The 2014-15 budget handed down tonight has been described by Treasurer Joe Hockey as in the national interest rather than self-interest.
There were few surprises in the budget with much of the bad news already announced, including higher petrol prices and an overhaul of welfare payments designed to help repair the budget position as well as push more people in work or studying.
More than a third of Tasmanian households that rely on Commonwealth benefits as their primary source of income will be hit hardest.
Tightening eligibility and reducing increases to payments and pensions will disproportionately affect the state.
In good news for the state, election promises designed to promote jobs growth have been honoured, including the centrepiece of the Tasmanian economic growth plan, the Midland Highway upgrade.
However, there are no details on how the $40 million a year for improvements to the road connecting Hobart and Launceston will be spent.
There is also money to establish a Major Projects Approvals Agency in Launceston, extend the Hobart airport runway and $24 million for Antarctic research.
A shake-up of health funding will see individuals and the Tasmanian Government bear more of the burden of rapidly escalating health costs.
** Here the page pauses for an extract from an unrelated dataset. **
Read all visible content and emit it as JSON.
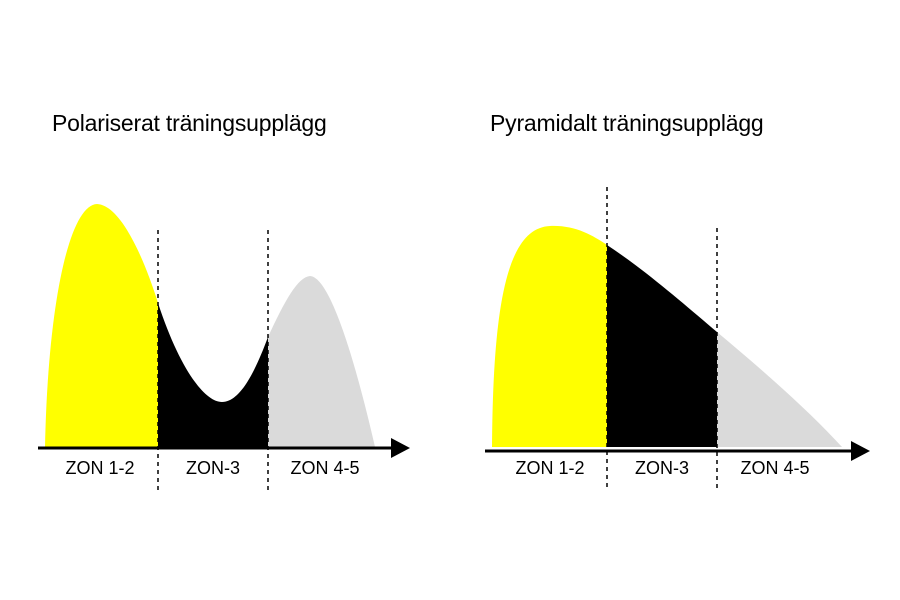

Visiting the doctor will cost at least $7 and it will cost an extra $5 for medication covered by the Pharmaceutical Benefits Scheme.
Money raised by these changes will go towards creating the world's biggest medical research fund tipped to reach $20 billion in six years.
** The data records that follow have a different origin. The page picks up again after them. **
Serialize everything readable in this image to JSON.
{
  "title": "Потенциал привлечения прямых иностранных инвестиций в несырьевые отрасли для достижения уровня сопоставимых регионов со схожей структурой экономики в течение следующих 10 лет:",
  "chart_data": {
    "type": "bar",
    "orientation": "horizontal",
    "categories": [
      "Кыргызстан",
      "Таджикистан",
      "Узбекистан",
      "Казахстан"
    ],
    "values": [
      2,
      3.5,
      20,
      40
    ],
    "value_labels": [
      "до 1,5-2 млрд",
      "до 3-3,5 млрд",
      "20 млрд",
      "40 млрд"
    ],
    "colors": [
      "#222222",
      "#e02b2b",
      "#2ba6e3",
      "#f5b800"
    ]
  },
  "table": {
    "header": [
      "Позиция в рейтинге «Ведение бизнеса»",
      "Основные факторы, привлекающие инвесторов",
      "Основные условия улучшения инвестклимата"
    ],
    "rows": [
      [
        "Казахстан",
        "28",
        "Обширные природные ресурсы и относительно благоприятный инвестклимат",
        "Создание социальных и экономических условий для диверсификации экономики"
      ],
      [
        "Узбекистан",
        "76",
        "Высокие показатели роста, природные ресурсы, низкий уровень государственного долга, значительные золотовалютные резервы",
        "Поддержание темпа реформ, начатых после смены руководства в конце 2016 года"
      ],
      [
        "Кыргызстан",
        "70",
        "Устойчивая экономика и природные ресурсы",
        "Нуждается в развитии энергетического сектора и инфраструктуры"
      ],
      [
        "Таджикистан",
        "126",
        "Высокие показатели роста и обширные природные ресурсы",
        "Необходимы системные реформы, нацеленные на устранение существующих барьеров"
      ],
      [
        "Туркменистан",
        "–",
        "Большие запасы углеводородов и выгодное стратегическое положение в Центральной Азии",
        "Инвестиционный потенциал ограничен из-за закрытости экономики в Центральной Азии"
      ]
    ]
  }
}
Funding for Tasmania's three public hospitals will be linked to inflation and population growth rather than guaranteed amounts, while elective surgery funding will be reduced over the next two years.
It will be up to the Tasmanian Government to decide if patients who turn up at hospital emergency departments with problems deemed more suited to a GP, are charged.
New spending has been offset by cuts to security at Hobart airport, which will now be provided by Tasmania Police, in a move estimated to save $22 million over four years.
Scholarships for nurses have been abolished and $4 million that had been set aside for new reserves created by the now defunct Tasmanian Forests Agreement is no longer required.
About 16,500 Commonwealth public servants are to go over three years, but it's unclear how many based in Tasmania will lose their jobs.
Forecast GST revenue to flow to the state is also $400 million down on state Treasury's latest projections.
However, discrepencies are not unusual due to a different formula used by federal Treasury.